I don’t know if she hears me. But she lifts the blade of her hand. She closes her eyes.
*
Ten thousand years after us and Shakespearean tragedy and the last Greek lover’s constellation, a net of spikes stands above a stark and barren earth. Underneath the mound, encased in basalt, barbed wire, and black-dyed concrete are millions of tonnes of barely-degrading, highly radioactive nuclear waste. We have already started generating it. It will not go away in a thousand lifetimes.
How do you warn a civilization inconceivably far down the line of a monster that will outlive you by orders of magnitude?
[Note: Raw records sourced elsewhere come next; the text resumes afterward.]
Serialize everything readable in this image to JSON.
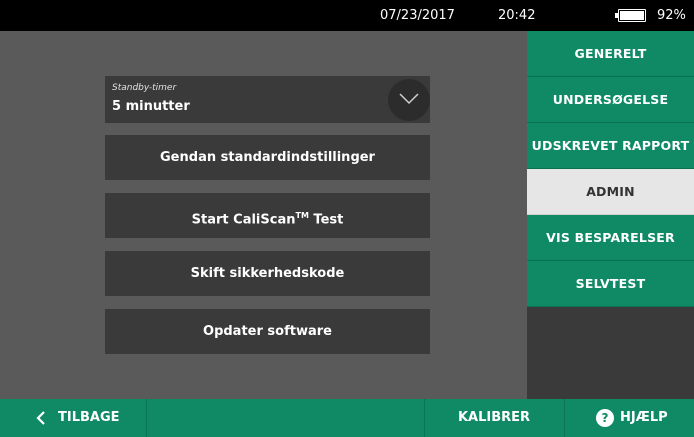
{
  "status": {
    "date": "07/23/2017",
    "time": "20:42",
    "battery_percent_label": "92%",
    "battery_level": 0.92
  },
  "standby": {
    "label": "Standby-timer",
    "value": "5 minutter"
  },
  "buttons": {
    "restore": "Gendan standardindstillinger",
    "caliscan_pre": "Start CaliScan",
    "caliscan_tm": "TM",
    "caliscan_post": " Test",
    "security": "Skift sikkerhedskode",
    "update": "Opdater software"
  },
  "sidebar": {
    "items": [
      {
        "label": "GENERELT",
        "active": false
      },
      {
        "label": "UNDERSØGELSE",
        "active": false
      },
      {
        "label": "UDSKREVET RAPPORT",
        "active": false
      },
      {
        "label": "ADMIN",
        "active": true
      },
      {
        "label": "VIS BESPARELSER",
        "active": false
      },
      {
        "label": "SELVTEST",
        "active": false
      }
    ]
  },
  "bottom": {
    "back": "TILBAGE",
    "calibrate": "KALIBRER",
    "help": "HJÆLP",
    "help_symbol": "?"
  },
  "colors": {
    "accent": "#0f8a64",
    "panel": "#3a3a3a",
    "background": "#5a5a5a",
    "active_tab": "#e6e6e6"
  },
  "icons": {
    "dropdown": "chevron-down-icon",
    "back": "chevron-left-icon",
    "help": "question-circle-icon",
    "battery": "battery-icon"
  }
}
Per the proposal of researchers, you do it with a dozen granite signs barring entry to the storage heap. A warning is etched in seven languages, cautioning against seeking further, against the poison, against painful liquid death. Most of the lines are simple and sensible. Some are stranger. THIS PLACE IS NOT A PLACE OF HONOR, one reads jaggedly. NO HIGHLY ESTEEMED DEED IS COMMEMORATED HERE. NOTHING VALUED IS HERE. It warns, and it warns, and it warns. It tells you about the monster buried deep beneath the soil of living things and minds and breath.
THE DANGER IS UNLEASHED ONLY IF YOU SUBSTANTIALLY DISTURB THIS PLACE PHYSICALLY, it concludes. Her hand is shaking. She can’t do it. THIS PLACE IS BEST SHUNNED AND LEFT UNINHABITED.
*
There are endless universes. One where we stay together. One where we break up, but choose to remain friends. One where I don’t ruin things on purpose. One where she hits me.
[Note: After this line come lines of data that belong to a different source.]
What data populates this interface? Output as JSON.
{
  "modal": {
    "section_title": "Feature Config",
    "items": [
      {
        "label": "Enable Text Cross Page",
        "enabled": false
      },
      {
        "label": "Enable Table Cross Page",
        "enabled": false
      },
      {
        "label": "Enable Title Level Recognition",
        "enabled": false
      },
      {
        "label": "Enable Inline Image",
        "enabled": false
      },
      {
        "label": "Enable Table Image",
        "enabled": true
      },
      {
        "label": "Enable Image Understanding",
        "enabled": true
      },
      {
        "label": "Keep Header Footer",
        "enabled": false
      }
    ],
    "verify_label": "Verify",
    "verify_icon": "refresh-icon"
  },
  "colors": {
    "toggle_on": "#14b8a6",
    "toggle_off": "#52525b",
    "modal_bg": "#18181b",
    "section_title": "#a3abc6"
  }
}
This is none of them. Sunlight breaks over the sill, a rotten egg yolk, veiny white and black. The floor under my head is hard. She’s sniffling, braiding the carpet tassels, unsure of what to say. I think if I close my eyes now, I might sleep forever.
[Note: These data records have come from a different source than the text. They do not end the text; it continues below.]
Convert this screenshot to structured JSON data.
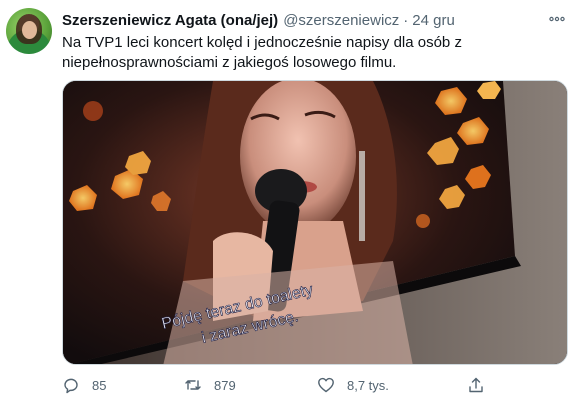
{
  "tweet": {
    "author_name": "Szerszeniewicz Agata (ona/jej)",
    "handle": "@szerszeniewicz",
    "separator": "·",
    "date": "24 gru",
    "text_line1": "Na TVP1 leci koncert kolęd i jednocześnie napisy dla osób z",
    "text_line2": "niepełnosprawnościami z jakiegoś losowego filmu.",
    "media": {
      "subtitle_line1": "Pójdę teraz do toalety",
      "subtitle_line2": "i zaraz wrócę."
    },
    "actions": {
      "replies": "85",
      "retweets": "879",
      "likes": "8,7 tys."
    }
  },
  "icons": {
    "more": "more-horizontal-icon",
    "reply": "reply-icon",
    "retweet": "retweet-icon",
    "like": "heart-icon",
    "share": "share-icon"
  },
  "colors": {
    "text": "#0f1419",
    "secondary": "#536471",
    "border": "#cfd9de"
  }
}
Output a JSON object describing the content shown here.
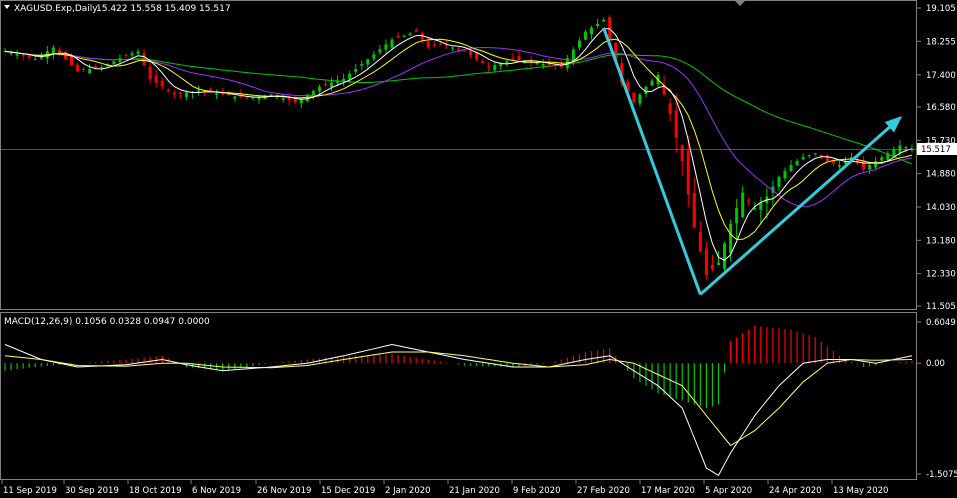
{
  "header": {
    "symbol_text": "XAGUSD.Exp,Daily",
    "ohlc_text": "15.422 15.558 15.409 15.517",
    "triangle_icon": "triangle-down-icon"
  },
  "macd_header": {
    "text": "MACD(12,26,9) 0.1056 0.0328 0.0947 0.0000"
  },
  "current_price_label": "15.517",
  "colors": {
    "background": "#000000",
    "bull_candle": "#00c800",
    "bear_candle": "#ff0000",
    "ma_fast": "#ffffff",
    "ma_mid": "#ffff00",
    "ma_slow": "#9b30ff",
    "ma_long": "#00c800",
    "arrow": "#33ccdd",
    "macd_signal": "#ffff66"
  },
  "chart_data": {
    "type": "candlestick",
    "price_axis_ticks": [
      "19.105",
      "18.255",
      "17.400",
      "16.580",
      "15.730",
      "14.880",
      "14.030",
      "13.180",
      "12.330",
      "11.505"
    ],
    "macd_axis_ticks": [
      "0.6049",
      "0.00",
      "-1.5075"
    ],
    "date_ticks": [
      "11 Sep 2019",
      "30 Sep 2019",
      "18 Oct 2019",
      "6 Nov 2019",
      "26 Nov 2019",
      "15 Dec 2019",
      "2 Jan 2020",
      "21 Jan 2020",
      "9 Feb 2020",
      "27 Feb 2020",
      "17 Mar 2020",
      "5 Apr 2020",
      "24 Apr 2020",
      "13 May 2020"
    ],
    "price_ylim": [
      11.505,
      19.105
    ],
    "macd_ylim": [
      -1.5075,
      0.6049
    ],
    "last_price": 15.517,
    "close_path": [
      [
        0,
        18.0
      ],
      [
        5,
        17.8
      ],
      [
        8,
        18.1
      ],
      [
        12,
        17.5
      ],
      [
        16,
        17.6
      ],
      [
        20,
        17.9
      ],
      [
        22,
        18.0
      ],
      [
        24,
        17.3
      ],
      [
        28,
        16.9
      ],
      [
        32,
        17.0
      ],
      [
        36,
        16.9
      ],
      [
        40,
        16.8
      ],
      [
        44,
        16.9
      ],
      [
        48,
        16.7
      ],
      [
        52,
        17.1
      ],
      [
        56,
        17.3
      ],
      [
        60,
        17.8
      ],
      [
        64,
        18.3
      ],
      [
        68,
        18.5
      ],
      [
        70,
        18.1
      ],
      [
        72,
        18.2
      ],
      [
        76,
        18.0
      ],
      [
        80,
        17.6
      ],
      [
        84,
        17.8
      ],
      [
        88,
        17.7
      ],
      [
        92,
        17.6
      ],
      [
        96,
        18.5
      ],
      [
        99,
        18.8
      ],
      [
        102,
        17.2
      ],
      [
        104,
        16.7
      ],
      [
        106,
        17.1
      ],
      [
        108,
        17.4
      ],
      [
        110,
        16.4
      ],
      [
        112,
        15.2
      ],
      [
        114,
        13.5
      ],
      [
        116,
        12.3
      ],
      [
        118,
        12.6
      ],
      [
        120,
        13.6
      ],
      [
        122,
        14.4
      ],
      [
        124,
        14.0
      ],
      [
        126,
        14.3
      ],
      [
        128,
        14.8
      ],
      [
        130,
        15.1
      ],
      [
        132,
        15.3
      ],
      [
        134,
        15.4
      ],
      [
        136,
        15.2
      ],
      [
        138,
        15.1
      ],
      [
        140,
        15.3
      ],
      [
        142,
        15.0
      ],
      [
        144,
        15.2
      ],
      [
        146,
        15.4
      ],
      [
        148,
        15.6
      ],
      [
        150,
        15.517
      ]
    ],
    "macd_hist_path": [
      [
        0,
        -0.1
      ],
      [
        5,
        -0.05
      ],
      [
        12,
        0.0
      ],
      [
        20,
        0.05
      ],
      [
        26,
        0.1
      ],
      [
        30,
        -0.05
      ],
      [
        36,
        -0.1
      ],
      [
        44,
        0.0
      ],
      [
        50,
        0.05
      ],
      [
        56,
        0.1
      ],
      [
        64,
        0.12
      ],
      [
        70,
        0.05
      ],
      [
        76,
        -0.03
      ],
      [
        84,
        -0.05
      ],
      [
        90,
        0.0
      ],
      [
        96,
        0.15
      ],
      [
        100,
        0.2
      ],
      [
        104,
        -0.2
      ],
      [
        108,
        -0.4
      ],
      [
        112,
        -0.5
      ],
      [
        116,
        -0.6
      ],
      [
        118,
        -0.55
      ],
      [
        120,
        0.3
      ],
      [
        124,
        0.5
      ],
      [
        130,
        0.45
      ],
      [
        134,
        0.35
      ],
      [
        138,
        0.1
      ],
      [
        142,
        -0.05
      ],
      [
        146,
        0.0
      ],
      [
        150,
        0.03
      ]
    ],
    "macd_line_path": [
      [
        0,
        0.25
      ],
      [
        6,
        0.05
      ],
      [
        12,
        -0.05
      ],
      [
        20,
        -0.02
      ],
      [
        26,
        0.05
      ],
      [
        30,
        -0.02
      ],
      [
        36,
        -0.1
      ],
      [
        44,
        -0.05
      ],
      [
        50,
        0.0
      ],
      [
        56,
        0.1
      ],
      [
        64,
        0.25
      ],
      [
        70,
        0.15
      ],
      [
        76,
        0.05
      ],
      [
        84,
        -0.05
      ],
      [
        90,
        -0.05
      ],
      [
        96,
        0.05
      ],
      [
        100,
        0.1
      ],
      [
        104,
        -0.1
      ],
      [
        108,
        -0.3
      ],
      [
        112,
        -0.6
      ],
      [
        116,
        -1.4
      ],
      [
        118,
        -1.5
      ],
      [
        120,
        -1.2
      ],
      [
        124,
        -0.7
      ],
      [
        128,
        -0.3
      ],
      [
        132,
        0.0
      ],
      [
        136,
        0.05
      ],
      [
        140,
        0.05
      ],
      [
        144,
        0.0
      ],
      [
        150,
        0.1
      ]
    ],
    "macd_signal_path": [
      [
        0,
        0.1
      ],
      [
        6,
        0.05
      ],
      [
        12,
        -0.03
      ],
      [
        20,
        -0.04
      ],
      [
        26,
        0.0
      ],
      [
        30,
        0.0
      ],
      [
        36,
        -0.05
      ],
      [
        44,
        -0.06
      ],
      [
        50,
        -0.03
      ],
      [
        56,
        0.05
      ],
      [
        64,
        0.15
      ],
      [
        70,
        0.15
      ],
      [
        76,
        0.1
      ],
      [
        84,
        0.0
      ],
      [
        90,
        -0.05
      ],
      [
        96,
        -0.02
      ],
      [
        100,
        0.05
      ],
      [
        104,
        0.0
      ],
      [
        108,
        -0.15
      ],
      [
        112,
        -0.3
      ],
      [
        116,
        -0.7
      ],
      [
        118,
        -0.9
      ],
      [
        120,
        -1.1
      ],
      [
        124,
        -0.9
      ],
      [
        128,
        -0.6
      ],
      [
        132,
        -0.25
      ],
      [
        136,
        0.0
      ],
      [
        140,
        0.05
      ],
      [
        144,
        0.04
      ],
      [
        150,
        0.05
      ]
    ],
    "annotation_arrows": [
      {
        "from": [
          99,
          18.6
        ],
        "to": [
          115,
          11.8
        ]
      },
      {
        "from": [
          115,
          11.8
        ],
        "to": [
          148,
          16.3
        ]
      }
    ]
  }
}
Some spots in Chernobyl will be dangerous for as long as we know their names. So radioactive that nothing but millennia can soothe the rage away. And some spots have already grown flowers. Proud, greenish yellow things, absent of human culling, venturing on past the end of the final act. They extend freely. They do not know pain, or happiness, or the estranged definition of eternity. They pay no attention to their place in the theater. They ignore the spotlight going out. What would they do, even if they cared, even if it mattered? The curtains have closed. The audience is silent. The blankets are cold.